Deployment & Infrastructure
Environments
| Environment | URL | Purpose | Deploy Trigger |
|---|---|---|---|
| Local | Development | Manual | |
| Staging | Pre-production testing | ||
| Production | Live |
CI/CD Pipeline
How does code get from a merged PR to production? What gates exist?
Infrastructure Dependencies
External services, API keys, environment variables. What breaks if a third-party goes down?
Security Model
Authentication & Authorization
How do users authenticate? What are the permission levels? How is auth enforced?
Data Protection
What's sensitive? How is it stored/transmitted? What are the trust boundaries?
Known Attack Surfaces
Be honest about where the system is vulnerable. What's mitigated, what's accepted risk?
AI Interface Architecture (Optional)
Consider this section for any project where AI agents will interact with the application — for testing, automation, or as a product feature. See Routr's Validation Pipeline for a concrete example.
Dev-Mode API
Does this project expose a programmatic interface for AI agents to drive the application?
// Example: window.__yourApp = { ... }
| Capability | Method | Purpose |
|---|---|---|
Exposure Strategy
| Environment | Available? | How? |
|---|---|---|
| Development | Yes / No | Always-on / feature flag |
| Staging | Yes / No | Feature flag / restricted |
| Production | Yes / No | Only when a product feature requires it |
MCP Server (If Applicable)
If AI agents need to drive the app from outside the browser (testing, product features, integrations):
- Package strategy: Separate package or embedded in app?
- Tool surface: What capabilities does the MCP server expose?
- Connection model: Playwright bridge to browser, direct engine calls, or both?
Why This Matters
The AI interface isn't just developer tooling — it's an architectural layer. Applications designed for AI interaction get:
- Reliable testing: Direct function calls instead of fragile UI automation
- AI-driven features: The same hooks that power testing become the foundation for AI product features
- Speed: Programmatic access is orders of magnitude faster than Playwright UI clicking
Cross-Cutting Concerns
Architectural concerns that span multiple epics. These aren't features — they're constraints, conventions, or systems that every epic needs to be aware of.

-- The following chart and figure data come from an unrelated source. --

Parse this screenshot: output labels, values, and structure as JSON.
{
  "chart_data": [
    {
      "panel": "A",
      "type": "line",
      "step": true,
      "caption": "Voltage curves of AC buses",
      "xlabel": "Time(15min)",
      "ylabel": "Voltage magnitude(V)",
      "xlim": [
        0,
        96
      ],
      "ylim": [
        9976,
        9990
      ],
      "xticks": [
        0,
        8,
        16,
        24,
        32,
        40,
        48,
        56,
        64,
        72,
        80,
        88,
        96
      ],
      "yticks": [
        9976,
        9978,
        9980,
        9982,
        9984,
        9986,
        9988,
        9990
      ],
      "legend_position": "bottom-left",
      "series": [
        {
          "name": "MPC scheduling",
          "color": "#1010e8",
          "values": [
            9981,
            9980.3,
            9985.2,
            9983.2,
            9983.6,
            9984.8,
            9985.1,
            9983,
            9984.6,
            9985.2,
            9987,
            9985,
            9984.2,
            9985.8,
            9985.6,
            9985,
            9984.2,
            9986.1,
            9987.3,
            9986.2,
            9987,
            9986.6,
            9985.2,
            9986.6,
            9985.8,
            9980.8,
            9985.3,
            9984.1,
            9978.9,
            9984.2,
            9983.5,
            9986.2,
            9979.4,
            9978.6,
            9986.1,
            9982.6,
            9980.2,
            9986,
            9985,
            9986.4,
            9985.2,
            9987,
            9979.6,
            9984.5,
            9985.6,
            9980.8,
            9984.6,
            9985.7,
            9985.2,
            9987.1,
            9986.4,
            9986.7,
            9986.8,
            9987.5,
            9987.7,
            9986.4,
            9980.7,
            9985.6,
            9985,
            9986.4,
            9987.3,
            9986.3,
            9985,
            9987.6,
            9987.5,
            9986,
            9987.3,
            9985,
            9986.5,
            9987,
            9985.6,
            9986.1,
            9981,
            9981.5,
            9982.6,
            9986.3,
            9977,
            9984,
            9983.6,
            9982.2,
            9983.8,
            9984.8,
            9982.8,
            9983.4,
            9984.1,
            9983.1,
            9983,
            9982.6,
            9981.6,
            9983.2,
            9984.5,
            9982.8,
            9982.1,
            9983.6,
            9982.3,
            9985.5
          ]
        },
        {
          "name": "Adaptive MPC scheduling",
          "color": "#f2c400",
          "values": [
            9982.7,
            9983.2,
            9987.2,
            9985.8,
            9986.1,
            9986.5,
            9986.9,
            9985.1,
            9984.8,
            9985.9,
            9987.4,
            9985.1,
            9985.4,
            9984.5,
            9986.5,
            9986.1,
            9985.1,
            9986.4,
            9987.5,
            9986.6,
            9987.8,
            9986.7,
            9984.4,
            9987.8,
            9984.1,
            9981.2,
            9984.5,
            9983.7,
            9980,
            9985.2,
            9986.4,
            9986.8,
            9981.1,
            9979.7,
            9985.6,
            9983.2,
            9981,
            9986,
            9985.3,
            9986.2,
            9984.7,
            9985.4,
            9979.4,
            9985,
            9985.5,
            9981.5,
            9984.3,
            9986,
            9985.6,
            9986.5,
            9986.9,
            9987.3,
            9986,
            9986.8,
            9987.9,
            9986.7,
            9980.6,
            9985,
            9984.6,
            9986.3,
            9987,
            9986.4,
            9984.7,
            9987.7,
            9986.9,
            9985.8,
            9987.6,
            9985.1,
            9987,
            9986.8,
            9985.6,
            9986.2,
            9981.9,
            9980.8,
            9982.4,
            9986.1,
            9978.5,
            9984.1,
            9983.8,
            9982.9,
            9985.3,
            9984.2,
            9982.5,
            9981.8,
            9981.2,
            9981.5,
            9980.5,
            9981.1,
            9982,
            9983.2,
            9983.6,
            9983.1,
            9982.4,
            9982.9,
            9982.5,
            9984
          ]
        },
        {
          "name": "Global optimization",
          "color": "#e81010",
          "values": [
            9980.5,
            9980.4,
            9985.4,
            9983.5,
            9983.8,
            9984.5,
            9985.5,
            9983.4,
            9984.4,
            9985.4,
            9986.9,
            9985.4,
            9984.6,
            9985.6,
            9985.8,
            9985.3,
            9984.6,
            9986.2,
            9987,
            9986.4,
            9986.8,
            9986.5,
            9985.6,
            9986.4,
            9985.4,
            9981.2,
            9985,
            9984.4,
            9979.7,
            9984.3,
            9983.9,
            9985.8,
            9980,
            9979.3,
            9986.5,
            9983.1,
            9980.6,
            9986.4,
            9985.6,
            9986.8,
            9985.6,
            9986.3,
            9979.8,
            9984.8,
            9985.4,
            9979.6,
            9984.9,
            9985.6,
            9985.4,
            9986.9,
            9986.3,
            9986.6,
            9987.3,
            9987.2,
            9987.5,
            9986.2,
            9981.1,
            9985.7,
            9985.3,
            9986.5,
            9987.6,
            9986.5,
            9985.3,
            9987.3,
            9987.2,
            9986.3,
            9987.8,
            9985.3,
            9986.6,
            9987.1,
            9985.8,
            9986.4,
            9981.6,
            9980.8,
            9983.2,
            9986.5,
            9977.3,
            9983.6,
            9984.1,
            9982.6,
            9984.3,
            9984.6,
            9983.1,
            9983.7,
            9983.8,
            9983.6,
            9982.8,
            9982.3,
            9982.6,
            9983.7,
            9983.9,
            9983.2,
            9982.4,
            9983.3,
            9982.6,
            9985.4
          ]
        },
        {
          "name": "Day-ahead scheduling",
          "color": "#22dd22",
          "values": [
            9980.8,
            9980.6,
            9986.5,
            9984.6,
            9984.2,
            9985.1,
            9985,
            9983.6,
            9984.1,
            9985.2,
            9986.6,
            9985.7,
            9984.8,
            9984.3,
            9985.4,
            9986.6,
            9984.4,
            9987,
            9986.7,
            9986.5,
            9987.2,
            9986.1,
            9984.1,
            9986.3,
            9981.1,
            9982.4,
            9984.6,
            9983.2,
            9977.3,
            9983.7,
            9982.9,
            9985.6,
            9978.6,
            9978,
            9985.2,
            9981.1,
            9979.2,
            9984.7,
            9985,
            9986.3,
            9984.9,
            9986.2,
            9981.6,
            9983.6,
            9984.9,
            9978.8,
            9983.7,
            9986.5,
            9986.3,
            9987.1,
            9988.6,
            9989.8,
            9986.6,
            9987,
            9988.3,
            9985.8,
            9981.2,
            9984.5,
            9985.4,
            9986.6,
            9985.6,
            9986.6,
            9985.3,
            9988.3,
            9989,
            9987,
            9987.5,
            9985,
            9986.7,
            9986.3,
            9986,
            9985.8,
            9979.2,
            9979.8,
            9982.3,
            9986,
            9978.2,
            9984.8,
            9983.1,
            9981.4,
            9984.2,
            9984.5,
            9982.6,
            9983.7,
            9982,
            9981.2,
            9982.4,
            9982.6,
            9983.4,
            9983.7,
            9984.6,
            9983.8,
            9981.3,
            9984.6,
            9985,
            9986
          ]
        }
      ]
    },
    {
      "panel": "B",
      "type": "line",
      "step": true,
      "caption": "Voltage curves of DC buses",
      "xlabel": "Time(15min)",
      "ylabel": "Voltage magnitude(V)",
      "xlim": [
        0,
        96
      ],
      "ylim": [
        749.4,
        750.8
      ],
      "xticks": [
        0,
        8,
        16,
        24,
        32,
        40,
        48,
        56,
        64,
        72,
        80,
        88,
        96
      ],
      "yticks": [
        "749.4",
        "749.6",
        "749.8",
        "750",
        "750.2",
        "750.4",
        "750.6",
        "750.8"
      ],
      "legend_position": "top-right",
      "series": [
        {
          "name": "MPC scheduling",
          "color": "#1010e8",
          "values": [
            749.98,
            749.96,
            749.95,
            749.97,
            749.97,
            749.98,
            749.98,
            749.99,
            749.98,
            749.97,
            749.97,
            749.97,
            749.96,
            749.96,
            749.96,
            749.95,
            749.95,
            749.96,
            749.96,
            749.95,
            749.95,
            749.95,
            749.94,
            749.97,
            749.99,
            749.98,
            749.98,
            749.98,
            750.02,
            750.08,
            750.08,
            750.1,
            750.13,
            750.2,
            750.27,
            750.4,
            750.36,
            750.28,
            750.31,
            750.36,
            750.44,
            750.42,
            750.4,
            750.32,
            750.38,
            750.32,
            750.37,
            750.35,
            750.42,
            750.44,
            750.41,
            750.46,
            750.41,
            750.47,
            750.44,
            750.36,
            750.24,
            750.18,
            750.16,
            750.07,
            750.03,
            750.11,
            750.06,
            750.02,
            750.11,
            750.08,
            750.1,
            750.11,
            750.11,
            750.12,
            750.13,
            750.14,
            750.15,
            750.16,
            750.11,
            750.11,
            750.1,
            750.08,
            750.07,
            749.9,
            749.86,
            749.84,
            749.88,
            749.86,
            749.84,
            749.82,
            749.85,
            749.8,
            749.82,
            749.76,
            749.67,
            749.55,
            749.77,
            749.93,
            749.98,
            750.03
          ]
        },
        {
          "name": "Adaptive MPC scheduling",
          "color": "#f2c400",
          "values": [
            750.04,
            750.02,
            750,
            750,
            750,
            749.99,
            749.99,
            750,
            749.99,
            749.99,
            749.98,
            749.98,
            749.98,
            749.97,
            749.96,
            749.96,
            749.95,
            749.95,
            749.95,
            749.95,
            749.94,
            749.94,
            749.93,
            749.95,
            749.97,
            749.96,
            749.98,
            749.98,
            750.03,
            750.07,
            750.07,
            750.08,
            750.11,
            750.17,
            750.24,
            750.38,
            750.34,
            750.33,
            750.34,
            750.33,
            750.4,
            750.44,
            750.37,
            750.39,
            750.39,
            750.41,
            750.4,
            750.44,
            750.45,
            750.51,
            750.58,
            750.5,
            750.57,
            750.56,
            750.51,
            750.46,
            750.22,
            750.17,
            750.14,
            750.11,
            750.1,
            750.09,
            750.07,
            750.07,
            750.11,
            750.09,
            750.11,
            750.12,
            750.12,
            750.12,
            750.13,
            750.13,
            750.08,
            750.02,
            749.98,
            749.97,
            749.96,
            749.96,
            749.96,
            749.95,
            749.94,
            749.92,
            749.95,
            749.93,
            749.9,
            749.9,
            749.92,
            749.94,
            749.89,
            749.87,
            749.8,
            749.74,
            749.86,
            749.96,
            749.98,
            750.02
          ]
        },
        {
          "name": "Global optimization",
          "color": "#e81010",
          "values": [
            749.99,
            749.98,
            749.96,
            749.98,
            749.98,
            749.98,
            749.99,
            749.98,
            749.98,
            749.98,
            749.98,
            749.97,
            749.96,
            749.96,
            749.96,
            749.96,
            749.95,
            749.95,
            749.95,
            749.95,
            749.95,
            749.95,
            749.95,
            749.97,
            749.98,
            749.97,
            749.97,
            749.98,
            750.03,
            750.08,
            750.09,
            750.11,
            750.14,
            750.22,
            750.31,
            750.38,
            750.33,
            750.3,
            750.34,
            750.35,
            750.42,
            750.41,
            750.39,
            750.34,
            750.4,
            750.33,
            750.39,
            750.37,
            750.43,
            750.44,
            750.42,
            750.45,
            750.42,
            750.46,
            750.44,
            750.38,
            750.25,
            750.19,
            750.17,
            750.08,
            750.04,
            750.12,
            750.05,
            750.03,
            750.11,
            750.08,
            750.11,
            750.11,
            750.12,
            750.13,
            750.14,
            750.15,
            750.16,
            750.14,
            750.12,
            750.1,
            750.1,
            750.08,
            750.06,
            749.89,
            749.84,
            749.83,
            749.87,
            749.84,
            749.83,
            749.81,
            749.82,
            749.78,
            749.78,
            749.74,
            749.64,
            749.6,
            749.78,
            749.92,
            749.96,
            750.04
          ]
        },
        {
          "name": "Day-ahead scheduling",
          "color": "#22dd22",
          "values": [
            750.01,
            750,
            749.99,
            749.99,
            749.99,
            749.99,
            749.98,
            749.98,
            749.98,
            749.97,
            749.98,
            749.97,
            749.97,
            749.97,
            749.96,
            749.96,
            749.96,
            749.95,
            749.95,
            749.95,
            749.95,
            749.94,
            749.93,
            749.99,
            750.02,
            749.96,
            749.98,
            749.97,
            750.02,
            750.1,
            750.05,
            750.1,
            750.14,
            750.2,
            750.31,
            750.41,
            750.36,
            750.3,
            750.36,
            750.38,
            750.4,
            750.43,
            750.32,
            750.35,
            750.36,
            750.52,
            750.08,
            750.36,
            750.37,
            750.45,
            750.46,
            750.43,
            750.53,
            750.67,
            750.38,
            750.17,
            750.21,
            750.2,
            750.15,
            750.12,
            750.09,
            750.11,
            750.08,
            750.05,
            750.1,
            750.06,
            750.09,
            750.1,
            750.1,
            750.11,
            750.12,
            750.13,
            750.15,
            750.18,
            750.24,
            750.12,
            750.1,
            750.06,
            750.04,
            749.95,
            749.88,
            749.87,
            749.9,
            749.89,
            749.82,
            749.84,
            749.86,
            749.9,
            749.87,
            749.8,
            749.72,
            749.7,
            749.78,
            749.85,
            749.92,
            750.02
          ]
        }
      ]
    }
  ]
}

| Concern | Summary | Affected Epics | Dedicated Doc? |
|---|---|---|---|
| link or N/A |
If a concern is deep enough to warrant its own document (e.g., a coordinate system that's caused repeated bugs), give it a dedicated doc in epics/. If it's simple (e.g., "all internal units are mm"), a row in this table is sufficient.
Risks & Constraints
Technical Risks
| Risk | Likelihood | Impact | Mitigation |
|---|---|---|---|
Known Limitations
What does this system explicitly NOT do? What are the scaling boundaries? What assumptions might break?
Tech Debt
Known shortcuts, deferred decisions, things that work but shouldn't stay this way.
Sub-system Index
Sub-systems are architectural boundaries or product-level capabilities. If you removed one, multiple unrelated features would break.
| Sub-system | Doc | Status | Summary |
|---|---|---|---|
| link | Draft / Refined / Complete | One-line summary |
Epic Index
Epics are deliverable feature work built on top of sub-systems. Remove one and a specific capability disappears.
| Epic | Doc | Status | Parent Sub-system | Summary |
|---|---|---|---|---|
| link | Draft / Refined / Complete | One-line summary |
Decisions Log
Significant architectural decisions, with rationale and alternatives considered. Keeps the "why" alive for future sessions.
| Date | Decision | Rationale | Alternatives Considered |
|---|---|---|---|
Glossary
Project-specific terminology that agents need to understand. Don't assume shared vocabulary.
| Term | Definition |
|---|---|
This design doc is the source of truth for project-level architecture. Epic-level details live in epics/. Implementation specifics live in the project repo's WORKFLOW.md.
Update this doc when architecture changes — stale docs are worse than no docs.